Earlier this year, Mr. Brazeau was barred from the Senate after he was charged with assault and sexual assault. He has pleaded not guilty and is awaiting trial.
Mr. Carignan gave a formal notice of the motions within hours of a note from Mr. Duffy's office stating that the senator will take a medical leave because of unstable angina. In a letter to the Speaker of the Senate sent Thursday afternoon, Mr. Duffy said he was recently told the disease had progressed and was following his doctor's advice to stay off work to "avoid further stress on my system."
Mr. Carignan said senators would have the opportunity to speak in their own defence when the motion is brought forward and added that senators on medical leave can still be suspended.
He added that suspensions are needed to protect the integrity of the Senate and that the decision was "not at all" about evading a scandal.

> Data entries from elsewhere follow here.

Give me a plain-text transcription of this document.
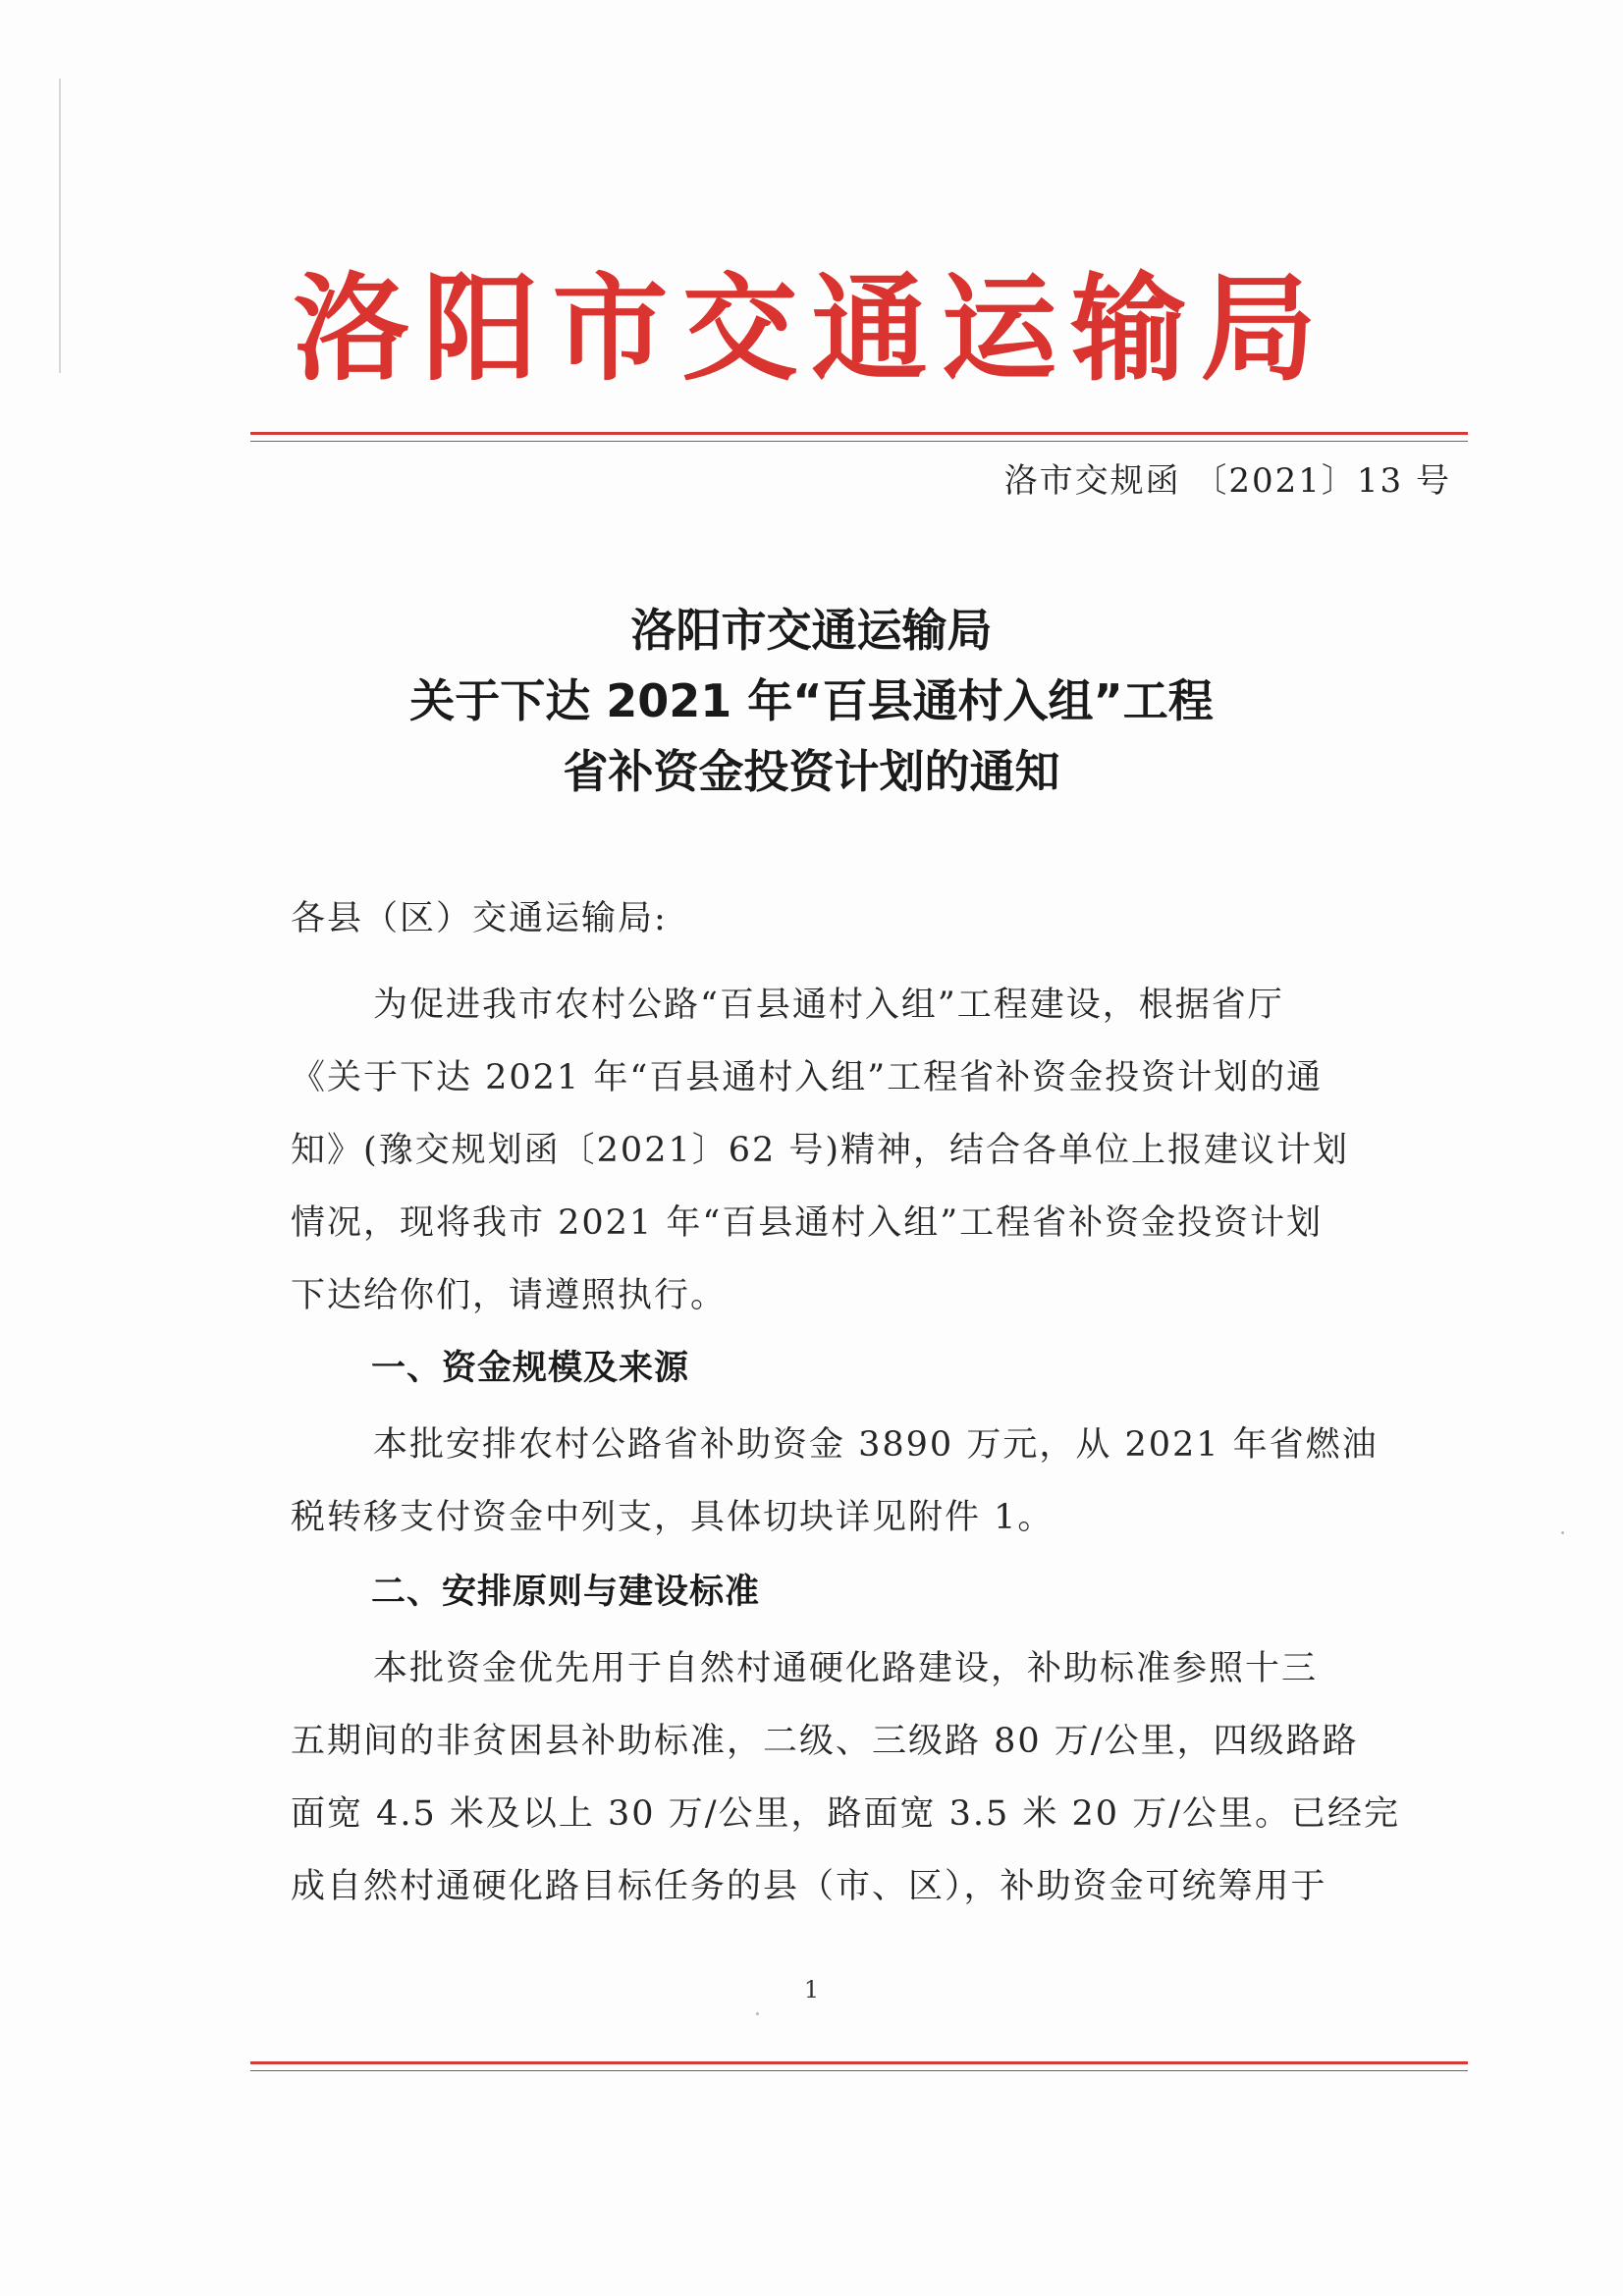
洛阳市交通运输局
洛市交规函 〔2021〕13 号
洛阳市交通运输局
关于下达 2021 年“百县通村入组”工程
省补资金投资计划的通知
各县（区）交通运输局:
为促进我市农村公路“百县通村入组”工程建设，根据省厅
《关于下达 2021 年“百县通村入组”工程省补资金投资计划的通
知》(豫交规划函〔2021〕62 号)精神，结合各单位上报建议计划
情况，现将我市 2021 年“百县通村入组”工程省补资金投资计划
下达给你们，请遵照执行。
一、资金规模及来源
本批安排农村公路省补助资金 3890 万元，从 2021 年省燃油
税转移支付资金中列支，具体切块详见附件 1。
二、安排原则与建设标准
本批资金优先用于自然村通硬化路建设，补助标准参照十三
五期间的非贫困县补助标准，二级、三级路 80 万/公里，四级路路
面宽 4.5 米及以上 30 万/公里，路面宽 3.5 米 20 万/公里。已经完
成自然村通硬化路目标任务的县（市、区），补助资金可统筹用于
1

Mr. Duffy received about $90,000 from Mr. Harper's former chief of staff, Nigel Wright, to repay expense claims that were called into question. Mr. Wright resigned shortly after news of the payment became public.
Liberal Senator James Cowan said it is within the Senate's power to suspend members, adding that the Senate should not be expected to meet the same burden of proof as police in deciding whether to sanction its members.
He said he supports the idea of disciplining the senators but would speak with with his caucus on Tuesday morning before taking a position on the suspensions.
The Auditor-General is looking into all senators' expense claims in an investigation that is expected to take up to 18 months. Mr. Cowan said it will be important to distinguish between "simple mistakes" that the auditor may turn up and the "pattern of abuse" demonstrated by Ms. Wallin, Mr. Duffy and Mr. Brazeau.
Mr. Duffy is under investigation by the RCMP in relation to allegations of fraud and breach of trust. His expense problems relate to housing claims he made for a secondary residence in the Ottawa area, despite evidence that he spent more of his time in Ottawa than at his Prince Edward Island residence.